The Defence Department was only one and there were other departments equally important in advancing the war. 

The departments of health, social welfare, security, commissariat and education, among others, were all necessary. 

The Department of Education, he explained, was necessary not only for looking after the comrades who were too young to be trained as fighters but also to prepare for education in the new Zimbabwe. 

A free Zimbabwe would have a new education, different from the colonial one and we had to develop it. 

I heard him, but for the longest time I was not at peace. 

This is not why I had joined the liberation struggle. 

Gondola was a temporary camp, housing children who had survived the Chimoio massacre. 

It was not too far from Chimoio Town. 

The camp was set up on an elevation and consisted of white brick buildings. 

It was not designed for wartimes as the buildings were in the open, with absolutely no cover. 

There were lots of pine trees on one side of the buildings and an orange orchard on the other.

From the sky, the white buildings stood out, a perfect target for jet bombers.

We would, however, still wake up for our bath in the river at dawn, attend the morning parade, go for our duties and come back for the 8am parade. 

Classes would begin thereafter, under the pine trees for cover. Each class was beneath a pine tree and there were enough trees to house each class separately. 

The evening parade was at 5pm and after the parade, we would all go to the river for our evening bath.

In the meantime, I had started working on the analysis of the Rhodesian education system. 

I worked with Cde Mushatagotsi in an office in one of the buildings. 

It was my second week at Pasichigare, on a Sunday evening. 

I was coming from my evening bath when I felt some shocks in my legs as I approached the camp. 

The closer I got to the camp, the stronger the shocks became, so strong I thought I might buckle; I didn’t understand. 

I arrived at the camp to find several lorries parked at the camp exit on the road to Chimoio. 

Comrades were embarking. 

“Comrades what’s going on,” I shouted to some who were already on the lorries with their kitbags. 

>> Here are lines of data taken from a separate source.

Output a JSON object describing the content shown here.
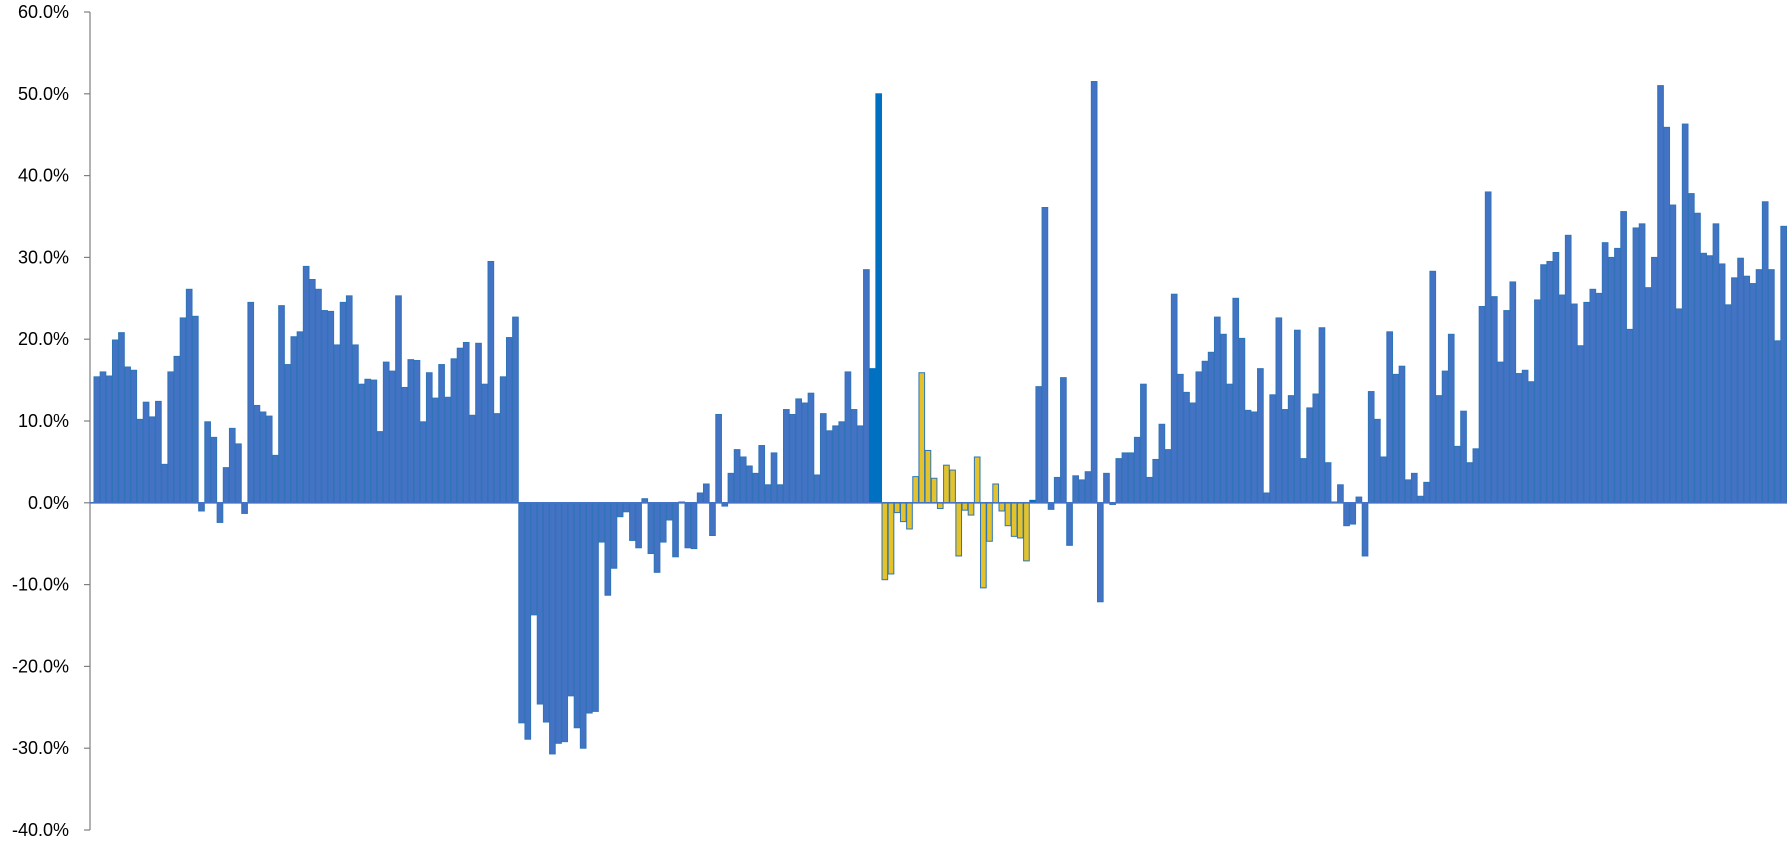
{
  "chart_data": {
    "type": "bar",
    "title": "",
    "xlabel": "",
    "ylabel": "",
    "ylim": [
      -40,
      60
    ],
    "y_ticks": [
      "60.0%",
      "50.0%",
      "40.0%",
      "30.0%",
      "20.0%",
      "10.0%",
      "0.0%",
      "-10.0%",
      "-20.0%",
      "-30.0%",
      "-40.0%"
    ],
    "y_tick_values": [
      60,
      50,
      40,
      30,
      20,
      10,
      0,
      -10,
      -20,
      -30,
      -40
    ],
    "grid": false,
    "legend": "none",
    "colors": {
      "default": "#4472c4",
      "default_edge": "#2e75b6",
      "highlight_dark": "#0070c0",
      "highlight_yellow": "#e3c22c",
      "yellow_edge": "#2e75b6",
      "axis": "#7f7f7f"
    },
    "values": [
      15.4,
      16.0,
      15.5,
      19.9,
      20.8,
      16.6,
      16.2,
      10.2,
      12.3,
      10.5,
      12.4,
      4.7,
      16.0,
      17.9,
      22.6,
      26.1,
      22.8,
      -1.0,
      9.9,
      8.0,
      -2.4,
      4.3,
      9.1,
      7.2,
      -1.3,
      24.5,
      11.9,
      11.1,
      10.6,
      5.8,
      24.1,
      16.9,
      20.3,
      20.9,
      28.9,
      27.3,
      26.1,
      23.5,
      23.4,
      19.3,
      24.5,
      25.3,
      19.3,
      14.5,
      15.1,
      15.0,
      8.7,
      17.2,
      16.1,
      25.3,
      14.1,
      17.5,
      17.4,
      9.9,
      15.9,
      12.8,
      16.9,
      12.9,
      17.6,
      18.9,
      19.6,
      10.7,
      19.5,
      14.5,
      29.5,
      10.9,
      15.4,
      20.2,
      22.7,
      -26.9,
      -28.9,
      -13.7,
      -24.6,
      -26.8,
      -30.7,
      -29.4,
      -29.2,
      -23.6,
      -27.5,
      -30.0,
      -25.7,
      -25.5,
      -4.8,
      -11.3,
      -8.0,
      -1.7,
      -1.1,
      -4.6,
      -5.5,
      0.5,
      -6.2,
      -8.5,
      -4.8,
      -2.1,
      -6.6,
      0.1,
      -5.5,
      -5.6,
      1.2,
      2.3,
      -4.0,
      10.8,
      -0.4,
      3.6,
      6.5,
      5.6,
      4.5,
      3.6,
      7.0,
      2.2,
      6.1,
      2.2,
      11.4,
      10.8,
      12.7,
      12.2,
      13.4,
      3.4,
      10.9,
      8.8,
      9.4,
      9.9,
      16.0,
      11.4,
      9.4,
      28.5,
      16.4,
      50.0,
      -9.4,
      -8.7,
      -1.2,
      -2.3,
      -3.2,
      3.2,
      15.9,
      6.4,
      3.0,
      -0.7,
      4.6,
      4.0,
      -6.5,
      -0.9,
      -1.5,
      5.6,
      -10.4,
      -4.7,
      2.3,
      -1.0,
      -2.8,
      -4.1,
      -4.3,
      -7.1,
      0.3,
      14.2,
      36.1,
      -0.8,
      3.1,
      15.3,
      -5.2,
      3.3,
      2.8,
      3.8,
      51.5,
      -12.1,
      3.6,
      -0.2,
      5.4,
      6.1,
      6.1,
      8.0,
      14.5,
      3.1,
      5.3,
      9.6,
      6.5,
      25.5,
      15.7,
      13.5,
      12.2,
      16.0,
      17.3,
      18.4,
      22.7,
      20.6,
      14.5,
      25.0,
      20.1,
      11.3,
      11.1,
      16.4,
      1.2,
      13.2,
      22.6,
      11.4,
      13.1,
      21.1,
      5.4,
      11.6,
      13.3,
      21.4,
      4.9,
      0.1,
      2.2,
      -2.8,
      -2.6,
      0.7,
      -6.5,
      13.6,
      10.2,
      5.6,
      20.9,
      15.7,
      16.7,
      2.8,
      3.6,
      0.8,
      2.5,
      28.3,
      13.1,
      16.1,
      20.6,
      6.9,
      11.2,
      4.9,
      6.6,
      24.0,
      38.0,
      25.2,
      17.2,
      23.5,
      27.0,
      15.8,
      16.2,
      14.8,
      24.8,
      29.1,
      29.5,
      30.6,
      25.4,
      32.7,
      24.3,
      19.2,
      24.5,
      26.1,
      25.6,
      31.8,
      30.0,
      31.1,
      35.6,
      21.2,
      33.6,
      34.1,
      26.3,
      30.0,
      51.0,
      45.9,
      36.4,
      23.7,
      46.3,
      37.8,
      35.4,
      30.5,
      30.2,
      34.1,
      29.2,
      24.2,
      27.5,
      29.9,
      27.7,
      26.8,
      28.5,
      36.8,
      28.5,
      19.8,
      33.8
    ],
    "highlight_dark_indices": [
      126,
      127,
      152
    ],
    "highlight_yellow_range": [
      128,
      151
    ]
  }
}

“Ropa come!” you’re going to be left behind. 

“Go and get your kitbag.”

I wondered where we were going? 

The whole camp was in upheaval.

I rushed to the barrack and collected my kitbag and embarked. By nightfall, we were on our way. 

I had no idea where to, no-one knew. 

The shocks did not stop, even as I was on the lorry among others.

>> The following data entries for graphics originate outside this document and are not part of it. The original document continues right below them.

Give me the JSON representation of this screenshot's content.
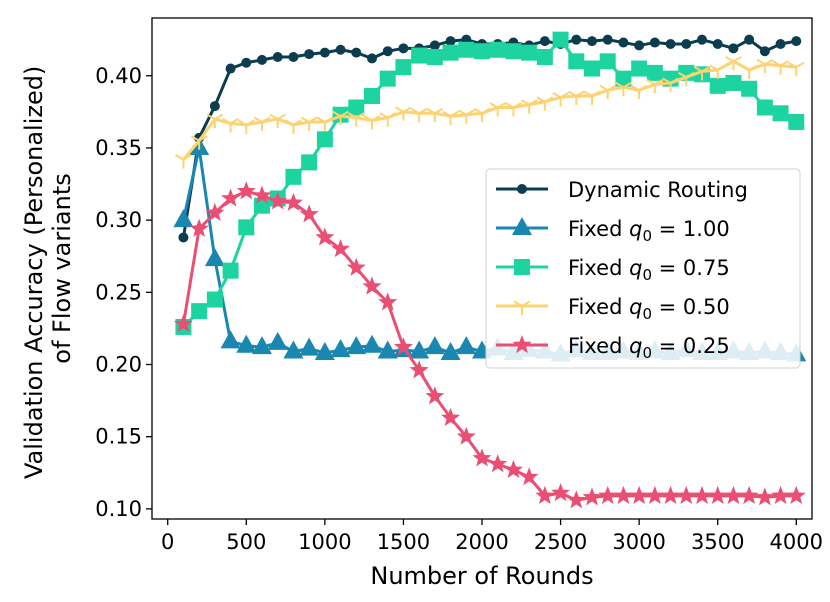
{
  "chart_data": {
    "type": "line",
    "title": "",
    "xlabel": "Number of Rounds",
    "ylabel_lines": [
      "Validation Accuracy (Personalized)",
      "of Flow variants"
    ],
    "xlim": [
      -100,
      4100
    ],
    "ylim": [
      0.093,
      0.44
    ],
    "xticks": [
      0,
      500,
      1000,
      1500,
      2000,
      2500,
      3000,
      3500,
      4000
    ],
    "xtick_labels": [
      "0",
      "500",
      "1000",
      "1500",
      "2000",
      "2500",
      "3000",
      "3500",
      "4000"
    ],
    "yticks": [
      0.1,
      0.15,
      0.2,
      0.25,
      0.3,
      0.35,
      0.4
    ],
    "ytick_labels": [
      "0.10",
      "0.15",
      "0.20",
      "0.25",
      "0.30",
      "0.35",
      "0.40"
    ],
    "legend_position": "center-right",
    "x": [
      100,
      200,
      300,
      400,
      500,
      600,
      700,
      800,
      900,
      1000,
      1100,
      1200,
      1300,
      1400,
      1500,
      1600,
      1700,
      1800,
      1900,
      2000,
      2100,
      2200,
      2300,
      2400,
      2500,
      2600,
      2700,
      2800,
      2900,
      3000,
      3100,
      3200,
      3300,
      3400,
      3500,
      3600,
      3700,
      3800,
      3900,
      4000
    ],
    "series": [
      {
        "name": "Dynamic Routing",
        "legend_prefix": "Dynamic Routing",
        "legend_suffix": "",
        "color": "#0b3d4f",
        "marker": "circle",
        "values": [
          0.288,
          0.357,
          0.379,
          0.405,
          0.409,
          0.411,
          0.413,
          0.413,
          0.415,
          0.416,
          0.418,
          0.416,
          0.412,
          0.417,
          0.419,
          0.419,
          0.421,
          0.424,
          0.425,
          0.422,
          0.422,
          0.423,
          0.421,
          0.424,
          0.422,
          0.425,
          0.424,
          0.425,
          0.423,
          0.421,
          0.423,
          0.422,
          0.422,
          0.425,
          0.422,
          0.419,
          0.425,
          0.417,
          0.422,
          0.424
        ]
      },
      {
        "name": "Fixed q0 = 1.00",
        "legend_prefix": "Fixed ",
        "legend_suffix": " = 1.00",
        "color": "#1a87b0",
        "marker": "triangle",
        "values": [
          0.3,
          0.35,
          0.273,
          0.216,
          0.213,
          0.212,
          0.215,
          0.209,
          0.211,
          0.208,
          0.21,
          0.212,
          0.213,
          0.209,
          0.21,
          0.209,
          0.212,
          0.208,
          0.212,
          0.209,
          0.211,
          0.208,
          0.21,
          0.209,
          0.207,
          0.21,
          0.208,
          0.208,
          0.209,
          0.208,
          0.209,
          0.208,
          0.21,
          0.208,
          0.208,
          0.209,
          0.208,
          0.209,
          0.208,
          0.207
        ]
      },
      {
        "name": "Fixed q0 = 0.75",
        "legend_prefix": "Fixed ",
        "legend_suffix": " = 0.75",
        "color": "#1dd4a0",
        "marker": "square",
        "values": [
          0.226,
          0.237,
          0.245,
          0.265,
          0.295,
          0.31,
          0.315,
          0.33,
          0.34,
          0.356,
          0.373,
          0.378,
          0.386,
          0.398,
          0.406,
          0.414,
          0.413,
          0.416,
          0.418,
          0.417,
          0.418,
          0.417,
          0.416,
          0.413,
          0.425,
          0.41,
          0.405,
          0.41,
          0.398,
          0.405,
          0.402,
          0.398,
          0.402,
          0.401,
          0.393,
          0.395,
          0.391,
          0.378,
          0.374,
          0.368
        ]
      },
      {
        "name": "Fixed q0 = 0.50",
        "legend_prefix": "Fixed ",
        "legend_suffix": " = 0.50",
        "color": "#fdd271",
        "marker": "tri_down",
        "values": [
          0.342,
          0.355,
          0.37,
          0.367,
          0.366,
          0.368,
          0.37,
          0.366,
          0.368,
          0.368,
          0.372,
          0.371,
          0.369,
          0.371,
          0.375,
          0.374,
          0.374,
          0.372,
          0.373,
          0.374,
          0.378,
          0.378,
          0.38,
          0.382,
          0.385,
          0.386,
          0.386,
          0.39,
          0.392,
          0.39,
          0.394,
          0.395,
          0.399,
          0.403,
          0.404,
          0.41,
          0.404,
          0.408,
          0.407,
          0.406
        ]
      },
      {
        "name": "Fixed q0 = 0.25",
        "legend_prefix": "Fixed ",
        "legend_suffix": " = 0.25",
        "color": "#ea4f73",
        "marker": "star",
        "values": [
          0.228,
          0.294,
          0.305,
          0.315,
          0.32,
          0.317,
          0.313,
          0.312,
          0.304,
          0.288,
          0.28,
          0.267,
          0.254,
          0.243,
          0.212,
          0.196,
          0.178,
          0.163,
          0.15,
          0.135,
          0.131,
          0.127,
          0.122,
          0.109,
          0.111,
          0.106,
          0.108,
          0.109,
          0.109,
          0.109,
          0.109,
          0.109,
          0.109,
          0.109,
          0.109,
          0.109,
          0.109,
          0.108,
          0.109,
          0.109
        ]
      }
    ]
  },
  "legend": {
    "subscript_var": "q",
    "subscript_idx": "0"
  }
}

To my greatest surprise and jubilation, when we landed, I found myself back at Pasichigare, my dream camp. 

I was overjoyed. 

The sight of the thatch postos and barracks nestled under the trees was the greatest military encampment one could dream of and, besides, it offered the best cover. 

Everyone, particularly the children who had just been through the Chimoio attack eight months earlier, felt safer and more settled.

So I was back at Pasichigare. 

It was a most interesting puzzle.

Pasichigare was ZANU’s Defence and Security headquarters. 

That is were Cde Josiah Tongogara and Cde Emmerson Mnangagwa were based. 

The two senior comrades who had driven me to Pasichigare when I first arrived in June were Cdes Tongogara and Mnangagwa. 

The senior comrade who had driven me to Gondola from Pasichigare was Cde Mnangagwa.

At Pasichigare, we learnt that the Party had relocated the Defence and Security Departments elsewhere to make way for children so that they could be in an encampment where it was possible to defend them. 

Pasichigare was a fortress. 

It was surrounded by hills and hillocks up to almost 50 percent of its perimeter. 

There were plenty of trees, unlike Gondola which was such a perfect target for the enemy. 

The Security Department had intelligence that an attack on the children was imminent and the Party had taken the children to its bosom, where defence and security was headquartered. Such was ZANU’s love for the children.